LIBERTARIAN LEANINGS
While Romney's campaign uses the personal touch, Paul's operation is wooing Mormons with policy. It plays up his strict adherence to the Constitution, which Mormons view as a divinely inspired document, and promises to shrink the U.S. government and budget by $1 trillion his first year.
To cut defense spending, for example, Paul wants to pull U.S. military forces out of Iraq, Afghanistan and other war zones as he carries out a non*interventionist foreign policy.
Michael Cox, a sixth-generation Mormon who caucused for Romney in 2008, said Paul has won him over because of those strict fiscal stances as the U.S. debt hits a record $15 trillion.

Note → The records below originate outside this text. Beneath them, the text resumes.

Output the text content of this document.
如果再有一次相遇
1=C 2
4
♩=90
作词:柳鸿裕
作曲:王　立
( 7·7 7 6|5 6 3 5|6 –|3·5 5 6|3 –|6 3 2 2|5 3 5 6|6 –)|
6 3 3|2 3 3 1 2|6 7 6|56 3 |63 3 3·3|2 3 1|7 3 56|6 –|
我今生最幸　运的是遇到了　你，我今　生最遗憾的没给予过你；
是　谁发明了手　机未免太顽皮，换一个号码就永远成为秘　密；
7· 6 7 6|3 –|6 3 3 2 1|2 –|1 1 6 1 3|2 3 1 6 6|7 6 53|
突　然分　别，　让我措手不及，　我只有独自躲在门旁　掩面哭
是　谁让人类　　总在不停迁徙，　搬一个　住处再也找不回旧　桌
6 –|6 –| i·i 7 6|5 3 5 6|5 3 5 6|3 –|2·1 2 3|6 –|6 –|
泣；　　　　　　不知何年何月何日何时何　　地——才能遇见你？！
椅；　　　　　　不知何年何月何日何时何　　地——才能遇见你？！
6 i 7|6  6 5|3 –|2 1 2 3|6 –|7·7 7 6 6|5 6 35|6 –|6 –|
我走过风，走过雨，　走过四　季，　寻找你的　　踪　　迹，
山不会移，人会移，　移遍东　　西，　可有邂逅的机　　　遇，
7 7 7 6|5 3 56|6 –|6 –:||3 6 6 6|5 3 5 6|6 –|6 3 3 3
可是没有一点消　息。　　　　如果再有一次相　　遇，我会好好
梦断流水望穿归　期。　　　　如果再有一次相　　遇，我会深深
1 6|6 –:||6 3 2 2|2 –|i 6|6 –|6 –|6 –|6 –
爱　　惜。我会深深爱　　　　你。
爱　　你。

"The day of reckoning is going to come unless this reckless spending stops," said Cox, 30. "It's going to destroy our country, and probably in our generation, unless something is done."
Cox said he doesn't agree 100 percent with Paul, but believes he would shake things up more than Romney, whom he sees as an establishment GOP figure tailor-made for Washington.
For now, the rest of Cox's family is leaning toward Romney as the safer choice.
"My father says he agrees with two-thirds of what Ron Paul says, but the one-third concerns him enough that he doesn't know who he's going to vote for," Cox said, adding his father lives in Utah.